An old and very traditional decoration is a shallow wooden bowl with a piece of wire suspended across the rim. A sprig of basil wrapped around a wooden cross and hangs from the wire. Some water is kept in the bowl to keep the basil alive and fresh. Once a day someone, usually the mother of the family, dips the cross and basil into some holy water and uses it to sprinkle water in each room of the house.
This is believed to keep the 'kallikantzaroi' Καλλικάντζαρος (bad spirits) away. The kallikantzaroi are meant to appear only during the 12-day period from Christmas to Epiphany (January 6th). They are supposed to come from the middle of the earth and get into people's house through the chimney! The kallikantzaroi do things like putting out fires and making milk go off. Having a fire burning through the twelve days of Christmas is also meant to keep the kallikantzaroi away (burning old shoes is meant to be a very good way of scaring off the kallikantzaroi).

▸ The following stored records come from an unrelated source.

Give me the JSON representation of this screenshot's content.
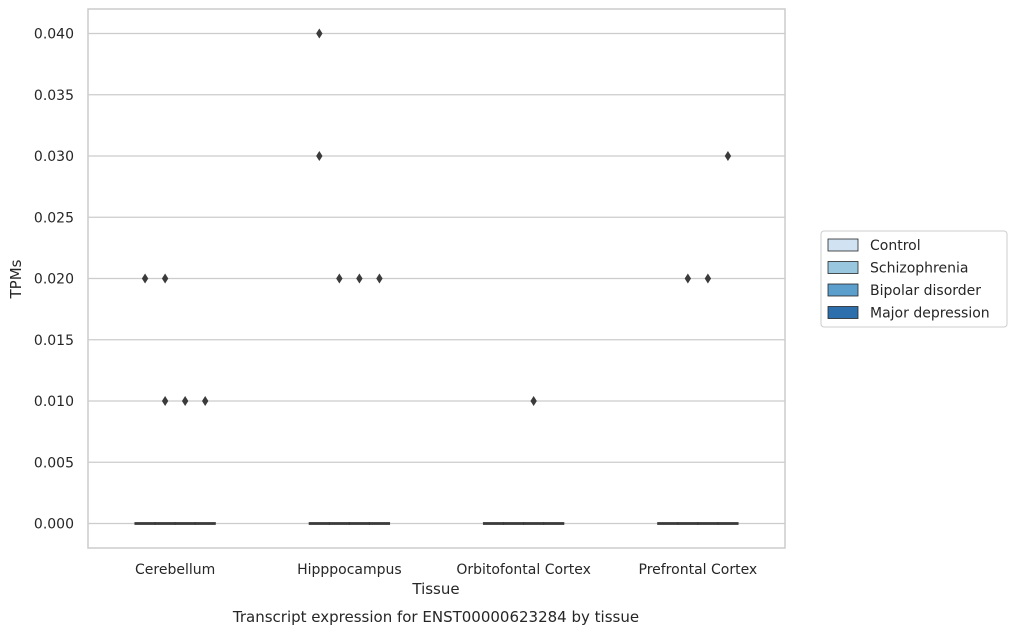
{
  "chart_data": {
    "type": "boxplot",
    "title": "",
    "caption": "Transcript expression for ENST00000623284 by tissue",
    "xlabel": "Tissue",
    "ylabel": "TPMs",
    "ylim": [
      -0.002,
      0.042
    ],
    "yticks": [
      "0.000",
      "0.005",
      "0.010",
      "0.015",
      "0.020",
      "0.025",
      "0.030",
      "0.035",
      "0.040"
    ],
    "grid": "horizontal",
    "legend_position": "right",
    "categories": [
      "Cerebellum",
      "Hipppocampus",
      "Orbitofontal Cortex",
      "Prefrontal Cortex"
    ],
    "series": [
      {
        "name": "Control",
        "color": "#d1e2f2",
        "medians": [
          0,
          0,
          0,
          0
        ],
        "outliers": [
          [
            0.02
          ],
          [
            0.04,
            0.03
          ],
          [],
          []
        ]
      },
      {
        "name": "Schizophrenia",
        "color": "#9ac7e0",
        "medians": [
          0,
          0,
          0,
          0
        ],
        "outliers": [
          [
            0.02,
            0.01
          ],
          [
            0.02
          ],
          [],
          [
            0.02
          ]
        ]
      },
      {
        "name": "Bipolar disorder",
        "color": "#5c9fcd",
        "medians": [
          0,
          0,
          0,
          0
        ],
        "outliers": [
          [
            0.01
          ],
          [
            0.02
          ],
          [
            0.01
          ],
          [
            0.02
          ]
        ]
      },
      {
        "name": "Major depression",
        "color": "#2d6ead",
        "medians": [
          0,
          0,
          0,
          0
        ],
        "outliers": [
          [
            0.01
          ],
          [
            0.02
          ],
          [],
          [
            0.03
          ]
        ]
      }
    ]
  }
}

The main Christmas meal is often lamb or pork, roasted in an oven or over an open spit. It's often served with a spinach and cheese pie and various salads and vegetables. Other Christmas and new year foods include 'Baklava' (a sweet pastry made of filo pastry filled with chopped nuts and sweetened with syrup or honey), Kataifi (a pastry made from a special form of shredded filo dough and flavored with nuts and cinnamon), Theeples (a kind of fried pastry). The pastries are either eaten for breakfast or as starters. Another popular Christmas dessert are melomakarono, egg or oblong shaped biscuit/cakes made from flour, olive oil, and honey and rolled in chopped walnuts. Another popular biscuit in Greece are kourabiedes, which are a butter and almond cookie, a bit like shortbread.
8. Christmas on the beach in Australia
|Photo: AP Images|
While it’s common to celebrate Christmas Eve in Europe, in Australia it’s more accepted to gather on Christmas Day (25 December). Some members of the community might attend church on Christmas Eve or Christmas Day – if you’d like to do this, there’s bound to be a church near you that you can visit.

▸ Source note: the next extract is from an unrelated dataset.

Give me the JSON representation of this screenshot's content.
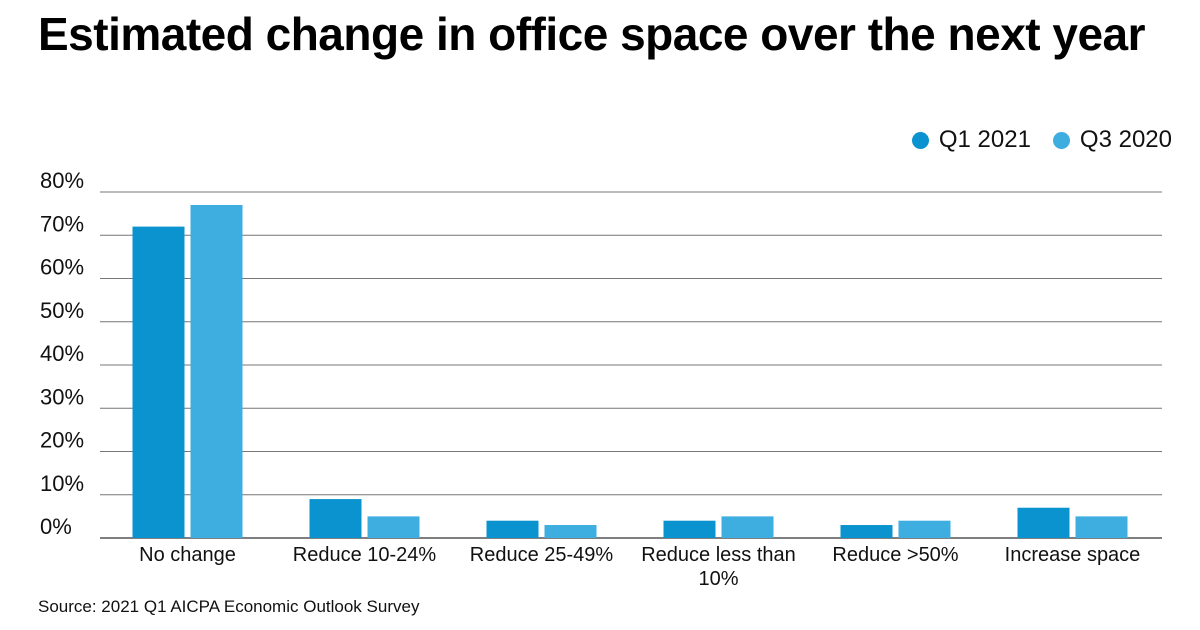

If you’re hosting a Christmas party, make sure that you are monitoring indoor/outdoor gathering limits in your state. If you’re attending a specific event, check the official website or social media profiles for the latest updates. It’s also worth knowing what is open on Christmas Day so you can plan accordingly.
Australians often celebrate Christmas Day by enjoying a Christmas lunch or dinner with their closest family and friends. The meal usually consists of a selection of hot and cold dishes, including fresh seafood. Even though Christmas falls during summer, many families will enjoy roast turkey, hot sides and rich Christmas pudding on the day.
Since December is a summer month in the southern hemisphere, most of Australia is bathed in balmy temps during the holidays.
Accordingly, those in Australia frequently celebrate Christmas with a lunchtime barbecue on the beach. Friends and family gather to indulge in prawns, lobster, and sweets before playing a game of cricket or taking a dip.